Yes, there have been exceptions: the Catholic Church’s prohibition against the Copernican theory of the earth’s motion; Joseph Goebbels’s assertion that “when one lies, one should lie big, and stick to it.” But these are not among the highlights of human history or models for how to behave in a democracy.

The crumbling of a consensus about what constitutes reality is affecting our politics and our public discourse in numerous ways, but without question the most consequential impact is on our discussions of and response to climate change. There is overwhelming scientific consensus about the fact that human behavior is affecting the earth’s climate in ways that are already being felt and that are likely, if unchecked, to prove catastrophic. Yet confronted by the most serious existential threat in human history—I do not consider this an exaggeration—we cannot even seem to agree as a society that the threat exists, let along formulate policies to address it.

Which brings me to some observations about the proper work of a college.

Learning to distinguish between opinion and argument, to discover and present reliable evidence, to bring a rigorously critical mindset to the examination of complex ideas, has always been an important component of a serious education. It is today, if anything, more important. A student leaving a college at this moment unequipped to differentiate between facts and fiction, between lies and truth, is being sent into the world unprepared to function effectively as a professional or even as a citizen.

This does not mean that colleges should try to inculcate in students a particular worldview—quite the opposite. It means they should provide students with the tools and capacities to develop informed worldviews of their own. It means that students should be able to distinguish between the assertion that “something is so because I claim it to be so” and “something is so on the basis of this set of reliable evidence.”

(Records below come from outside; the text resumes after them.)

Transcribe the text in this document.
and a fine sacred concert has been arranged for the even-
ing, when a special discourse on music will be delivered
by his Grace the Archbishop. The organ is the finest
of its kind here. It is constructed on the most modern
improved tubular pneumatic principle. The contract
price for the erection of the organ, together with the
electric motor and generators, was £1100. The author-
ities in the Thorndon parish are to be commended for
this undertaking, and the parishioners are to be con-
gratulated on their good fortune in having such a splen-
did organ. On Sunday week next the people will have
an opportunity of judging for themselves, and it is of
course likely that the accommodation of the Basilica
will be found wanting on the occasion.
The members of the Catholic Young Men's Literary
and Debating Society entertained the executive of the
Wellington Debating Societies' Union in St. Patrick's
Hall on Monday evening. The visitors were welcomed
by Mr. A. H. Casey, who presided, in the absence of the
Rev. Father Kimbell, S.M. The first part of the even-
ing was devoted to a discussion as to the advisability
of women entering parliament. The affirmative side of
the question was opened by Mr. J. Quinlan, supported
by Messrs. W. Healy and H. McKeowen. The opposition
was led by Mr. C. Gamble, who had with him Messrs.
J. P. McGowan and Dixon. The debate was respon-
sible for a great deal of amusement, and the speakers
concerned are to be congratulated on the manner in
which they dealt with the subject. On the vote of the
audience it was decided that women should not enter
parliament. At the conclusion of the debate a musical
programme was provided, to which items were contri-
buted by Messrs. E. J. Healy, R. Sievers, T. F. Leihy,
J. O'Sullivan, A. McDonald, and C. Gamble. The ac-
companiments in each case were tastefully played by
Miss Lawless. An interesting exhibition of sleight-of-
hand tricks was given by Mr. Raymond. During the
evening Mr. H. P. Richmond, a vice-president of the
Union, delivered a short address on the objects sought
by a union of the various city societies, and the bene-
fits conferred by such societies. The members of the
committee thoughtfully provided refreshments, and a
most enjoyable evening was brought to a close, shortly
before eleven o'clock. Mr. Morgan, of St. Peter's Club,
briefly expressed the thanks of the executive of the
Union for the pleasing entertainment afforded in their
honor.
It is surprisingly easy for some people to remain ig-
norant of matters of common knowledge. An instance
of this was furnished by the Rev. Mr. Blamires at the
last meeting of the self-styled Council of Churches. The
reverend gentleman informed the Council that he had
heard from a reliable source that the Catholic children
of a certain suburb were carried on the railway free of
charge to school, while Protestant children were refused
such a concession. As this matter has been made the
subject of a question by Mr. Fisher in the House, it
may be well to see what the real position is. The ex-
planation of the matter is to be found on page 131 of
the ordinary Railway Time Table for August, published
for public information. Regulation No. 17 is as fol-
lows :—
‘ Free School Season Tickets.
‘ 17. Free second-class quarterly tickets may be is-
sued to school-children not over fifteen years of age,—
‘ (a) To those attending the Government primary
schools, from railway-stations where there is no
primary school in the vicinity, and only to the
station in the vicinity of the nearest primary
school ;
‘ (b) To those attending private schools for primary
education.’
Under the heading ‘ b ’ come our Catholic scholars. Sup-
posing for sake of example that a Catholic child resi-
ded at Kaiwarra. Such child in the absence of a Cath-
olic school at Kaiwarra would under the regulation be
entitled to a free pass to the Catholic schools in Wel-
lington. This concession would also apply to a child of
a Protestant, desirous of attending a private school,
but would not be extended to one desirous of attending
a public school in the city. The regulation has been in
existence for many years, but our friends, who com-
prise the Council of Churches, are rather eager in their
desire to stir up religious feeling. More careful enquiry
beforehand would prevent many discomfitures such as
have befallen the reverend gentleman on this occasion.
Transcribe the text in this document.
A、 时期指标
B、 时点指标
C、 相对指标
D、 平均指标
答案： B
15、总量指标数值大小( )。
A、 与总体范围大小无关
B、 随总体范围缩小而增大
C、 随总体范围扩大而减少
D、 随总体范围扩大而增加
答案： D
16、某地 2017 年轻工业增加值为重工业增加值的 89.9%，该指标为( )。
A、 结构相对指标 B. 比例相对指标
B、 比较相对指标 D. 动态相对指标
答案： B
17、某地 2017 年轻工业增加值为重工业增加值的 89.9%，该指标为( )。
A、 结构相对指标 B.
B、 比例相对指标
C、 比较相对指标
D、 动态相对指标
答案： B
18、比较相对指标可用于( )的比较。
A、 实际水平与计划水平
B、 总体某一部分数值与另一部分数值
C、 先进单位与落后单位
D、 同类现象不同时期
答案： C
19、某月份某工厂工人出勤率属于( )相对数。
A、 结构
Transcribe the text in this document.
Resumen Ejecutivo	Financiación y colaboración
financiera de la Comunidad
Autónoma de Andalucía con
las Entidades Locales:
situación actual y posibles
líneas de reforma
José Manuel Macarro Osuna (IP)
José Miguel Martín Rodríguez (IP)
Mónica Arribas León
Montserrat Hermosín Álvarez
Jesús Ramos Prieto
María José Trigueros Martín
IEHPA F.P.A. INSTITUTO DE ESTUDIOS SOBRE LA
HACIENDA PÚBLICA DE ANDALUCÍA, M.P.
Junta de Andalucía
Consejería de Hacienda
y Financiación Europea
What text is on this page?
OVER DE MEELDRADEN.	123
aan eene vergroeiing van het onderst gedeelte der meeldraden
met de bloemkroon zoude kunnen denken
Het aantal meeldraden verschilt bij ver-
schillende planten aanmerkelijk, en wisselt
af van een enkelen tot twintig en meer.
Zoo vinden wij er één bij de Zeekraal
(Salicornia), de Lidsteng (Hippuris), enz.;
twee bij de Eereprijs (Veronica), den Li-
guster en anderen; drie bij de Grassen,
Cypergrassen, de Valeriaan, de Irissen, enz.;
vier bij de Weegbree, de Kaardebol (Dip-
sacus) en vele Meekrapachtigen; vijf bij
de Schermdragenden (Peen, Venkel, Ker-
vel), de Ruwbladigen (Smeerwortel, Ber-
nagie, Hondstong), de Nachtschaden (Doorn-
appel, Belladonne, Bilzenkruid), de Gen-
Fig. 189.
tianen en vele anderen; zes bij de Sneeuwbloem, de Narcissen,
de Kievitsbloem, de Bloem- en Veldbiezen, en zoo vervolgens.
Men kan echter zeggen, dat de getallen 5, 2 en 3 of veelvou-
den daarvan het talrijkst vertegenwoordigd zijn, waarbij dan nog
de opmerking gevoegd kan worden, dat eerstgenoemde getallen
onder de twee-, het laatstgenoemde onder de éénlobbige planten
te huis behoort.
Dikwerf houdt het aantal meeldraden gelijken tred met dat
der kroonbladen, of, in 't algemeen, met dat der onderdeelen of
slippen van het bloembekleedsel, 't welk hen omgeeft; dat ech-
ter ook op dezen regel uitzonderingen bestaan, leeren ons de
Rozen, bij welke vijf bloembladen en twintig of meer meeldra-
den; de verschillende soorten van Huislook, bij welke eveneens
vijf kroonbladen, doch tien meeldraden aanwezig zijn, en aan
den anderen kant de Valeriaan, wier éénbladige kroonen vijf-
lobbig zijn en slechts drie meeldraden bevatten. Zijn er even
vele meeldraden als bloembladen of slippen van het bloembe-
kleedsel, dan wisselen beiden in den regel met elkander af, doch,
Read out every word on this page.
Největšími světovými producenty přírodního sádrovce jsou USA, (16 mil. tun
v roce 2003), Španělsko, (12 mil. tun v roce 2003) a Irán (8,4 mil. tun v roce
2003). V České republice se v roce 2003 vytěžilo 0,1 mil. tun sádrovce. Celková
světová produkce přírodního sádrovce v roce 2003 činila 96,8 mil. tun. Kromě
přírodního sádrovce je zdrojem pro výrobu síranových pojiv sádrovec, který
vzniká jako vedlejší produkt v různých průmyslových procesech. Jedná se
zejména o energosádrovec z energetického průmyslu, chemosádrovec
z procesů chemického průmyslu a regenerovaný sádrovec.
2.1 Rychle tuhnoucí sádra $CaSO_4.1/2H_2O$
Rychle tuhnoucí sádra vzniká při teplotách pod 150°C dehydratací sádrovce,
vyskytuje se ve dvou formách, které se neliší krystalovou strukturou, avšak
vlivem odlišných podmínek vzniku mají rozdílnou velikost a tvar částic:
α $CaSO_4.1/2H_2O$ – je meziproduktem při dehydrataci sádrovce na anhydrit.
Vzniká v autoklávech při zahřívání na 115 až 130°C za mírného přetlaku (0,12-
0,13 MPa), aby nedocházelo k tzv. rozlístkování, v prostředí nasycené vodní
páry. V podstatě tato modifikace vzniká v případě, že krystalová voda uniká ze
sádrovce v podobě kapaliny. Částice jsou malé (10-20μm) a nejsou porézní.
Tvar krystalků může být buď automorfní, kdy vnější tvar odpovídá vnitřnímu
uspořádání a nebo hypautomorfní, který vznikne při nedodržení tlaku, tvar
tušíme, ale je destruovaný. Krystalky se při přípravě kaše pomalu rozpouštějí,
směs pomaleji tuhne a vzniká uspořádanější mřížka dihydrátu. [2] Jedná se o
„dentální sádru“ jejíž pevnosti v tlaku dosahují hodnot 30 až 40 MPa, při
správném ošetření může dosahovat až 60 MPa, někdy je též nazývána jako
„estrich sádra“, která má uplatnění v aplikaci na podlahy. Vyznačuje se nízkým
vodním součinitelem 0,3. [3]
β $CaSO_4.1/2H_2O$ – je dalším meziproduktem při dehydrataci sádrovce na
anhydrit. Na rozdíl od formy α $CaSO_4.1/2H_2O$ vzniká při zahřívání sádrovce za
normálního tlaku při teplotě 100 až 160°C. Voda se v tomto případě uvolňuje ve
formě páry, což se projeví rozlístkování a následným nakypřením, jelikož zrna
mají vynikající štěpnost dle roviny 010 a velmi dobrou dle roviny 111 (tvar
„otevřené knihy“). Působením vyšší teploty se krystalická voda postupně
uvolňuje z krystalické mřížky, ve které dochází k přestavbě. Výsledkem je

I sense that it is harder than ever before for today’s students to make this latter distinction: not because they are less discriminating, but because they have to navigate a minefield of disinformation and deception and unsupported opinion that simply did not exist in the days when I responded to an assignment by heading to the card catalogue in the library.

Try doing a Google search for “global warming.” The first “video from the web” that appears is one from Fox News in which Mark Levin makes the case that global warming is a fiction. People much smarter than I am can probably explain how that video ended up first, but, whatever the cause, this is the world of information our students must learn to navigate. Perhaps in the end they will decide to agree with Mark Levin, but they should at least have the capacity to contextualize his views within the broader scientific consensus about climate change.

(By the way, Google “migrant caravan” and the first story that appears is also from Fox News. I invite you to try your own search engine experiment.)

Right now a substantial portion of the American population seems to have stopped believing in reality. The good news is that, as the writer Philip K. Dick reminds us, reality will not go away.

The bad news? Reality will not go away.

Brian Rosenberg is president of Macalester College.